A deep-rooted fear pooled in my gut like an iron shackle chaining me to the bottom of the sea. The gravity of this information swirled around me. I knew certain types of relationships were forbidden between angels and humans—and if they crossed that line, it was goodbye magic and immortality—but Akosua made it sound like there was something else to it…I eased closer to the ledge, my footfalls not disturbing the gravel or the ears of those gathered on the path.
“The world won’t unravel because of this.” My mom’s laugh was like a playful splash of water that no one else engaged in. “We’re not star-crossed lovers. We won’t end up like them.” It sounded a lot like denial. It surprised me to hear it.

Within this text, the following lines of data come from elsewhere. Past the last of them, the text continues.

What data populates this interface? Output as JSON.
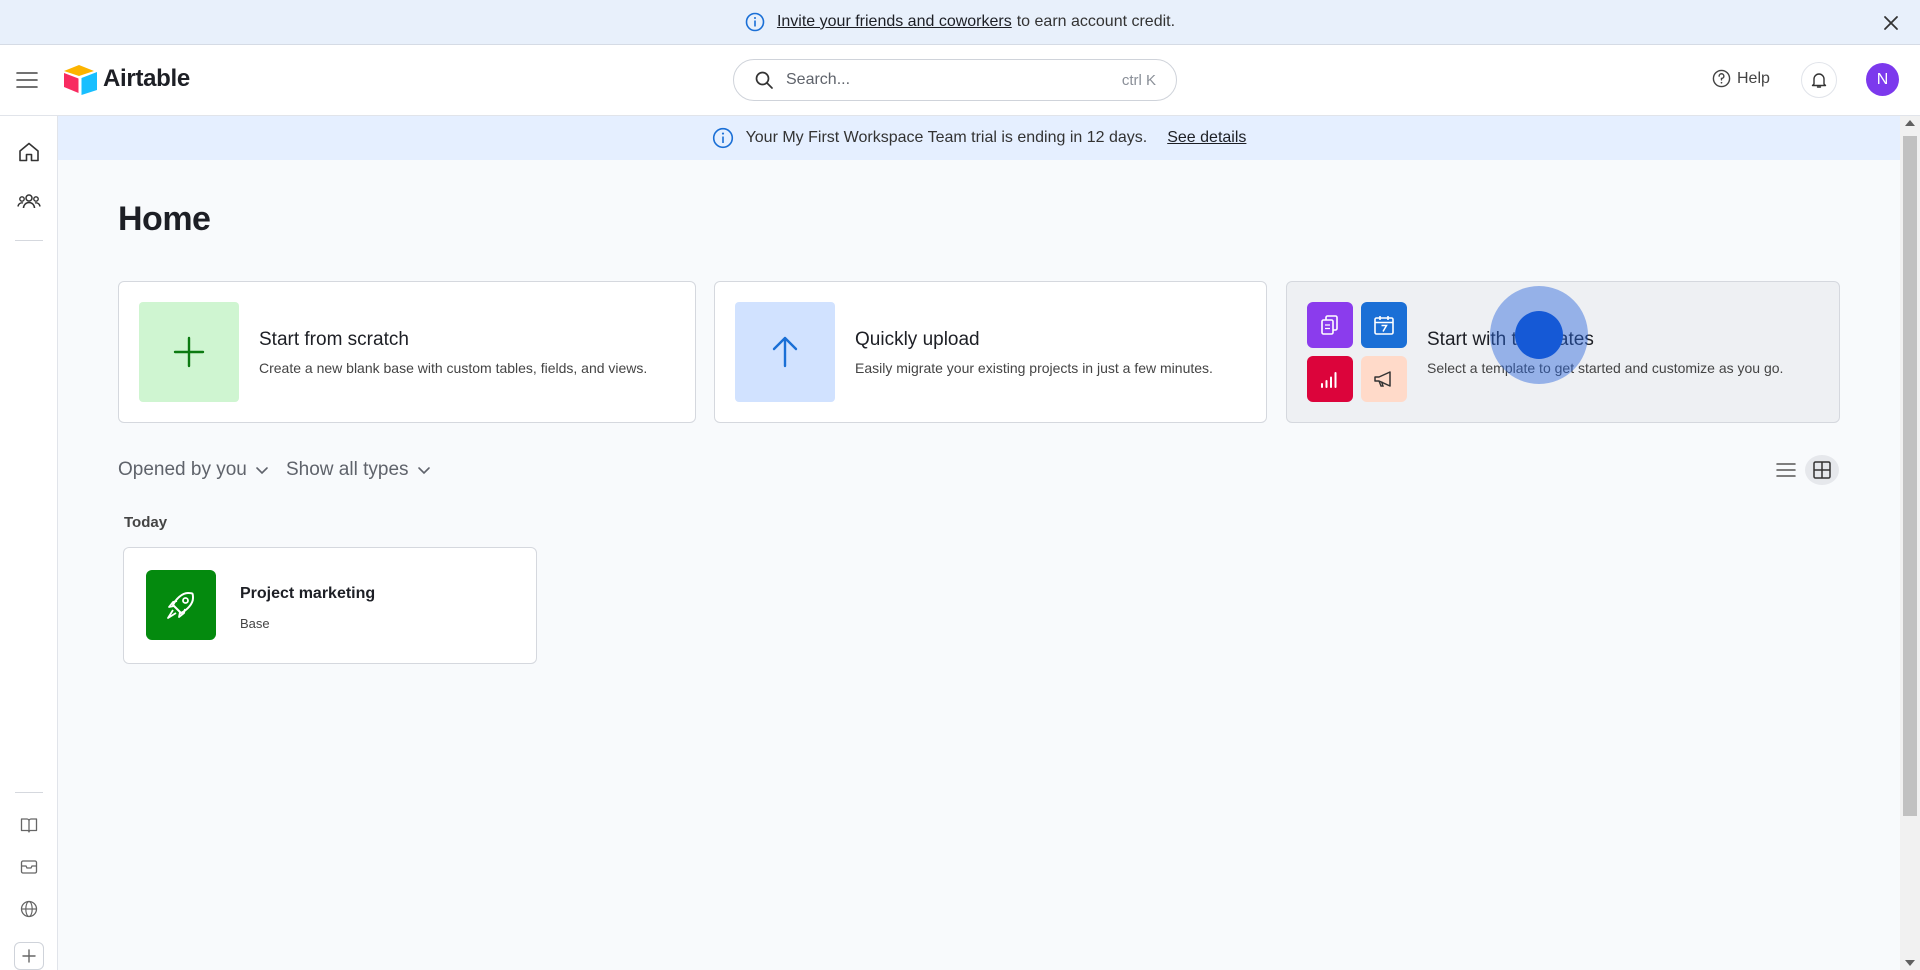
{
  "promo": {
    "link_text": "Invite your friends and coworkers",
    "rest_text": "to earn account credit."
  },
  "header": {
    "logo_text": "Airtable",
    "search_placeholder": "Search...",
    "search_shortcut": "ctrl K",
    "help_label": "Help",
    "avatar_initial": "N",
    "avatar_color": "#7c39ed"
  },
  "trial": {
    "message": "Your My First Workspace Team trial is ending in 12 days.",
    "link": "See details"
  },
  "main": {
    "title": "Home",
    "start_cards": [
      {
        "title": "Start from scratch",
        "desc": "Create a new blank base with custom tables, fields, and views.",
        "icon": "plus-icon",
        "color": "#cff5d1"
      },
      {
        "title": "Quickly upload",
        "desc": "Easily migrate your existing projects in just a few minutes.",
        "icon": "arrow-up-icon",
        "color": "#d1e2ff"
      },
      {
        "title": "Start with templates",
        "desc": "Select a template to get started and customize as you go.",
        "icon": "template-grid-icon",
        "color": "#eef0f3"
      }
    ],
    "filters": {
      "opened_by": "Opened by you",
      "types": "Show all types"
    },
    "section_today": "Today",
    "bases": [
      {
        "name": "Project marketing",
        "type": "Base",
        "icon": "rocket-icon",
        "color": "#048a0e"
      }
    ]
  }
}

Judging by Gaia’s, Fei’s, and Akosua’s bowed heads and slackened shoulders, it killed them to hear it, too.
“We can only hope you’re right.” The Angel of Air released her grip, but the steel in her voice didn’t soften.
“She’s right. The world won’t unravel.” Gaia’s voice was stale, no trace of the earlier snark. “It’ll end up so much worse.”
Akosua’s gaze didn’t waver from the inbound storm. “Chthonia will strike. Hell will truly be unleashed. And we’ll be archangels without powers or purpose.”
As I reached the mesa’s rim, shadows intertwined with the sheets of hail and hurricane-force winds—the forms within the rain flailing, bending at awkward angles, shooting downward like stars.
The tempest swarmed the cliffside, its unruly gusts kicking up dirt and whipping my hair in my face, the frigid cold stinging my eyes. Erratic wails barreled into my ears, so unnaturally loud and thrashy, igniting every inch of my body in shivers. I tucked the sides of my head between my elbows as the shadows grew sharper, and it became clear these were far more sinister than ice pellets. They were people, angels, and the sound wasn’t the wind echoing off the ravine: it was screams from them, endlessly falling.
Sentenced to a punishment worse than death, stuck in a vortex with no end or beginning, their broken wings and writhing bodies sent shudders up my spine. It was no wonder this mesa was so dead and gray. Their sorrow blanched the realm of all hope, drained the color from my face. Some angels fought against this unholy force, but it proved resistant to every punch, plea, and prayer. Others wept. A lot of them fell in a horrified stupor, limbs limp, skin raw and ruddy, as if they’d been plummeting for centuries.
I almost collapsed, my legs were shaking so badly.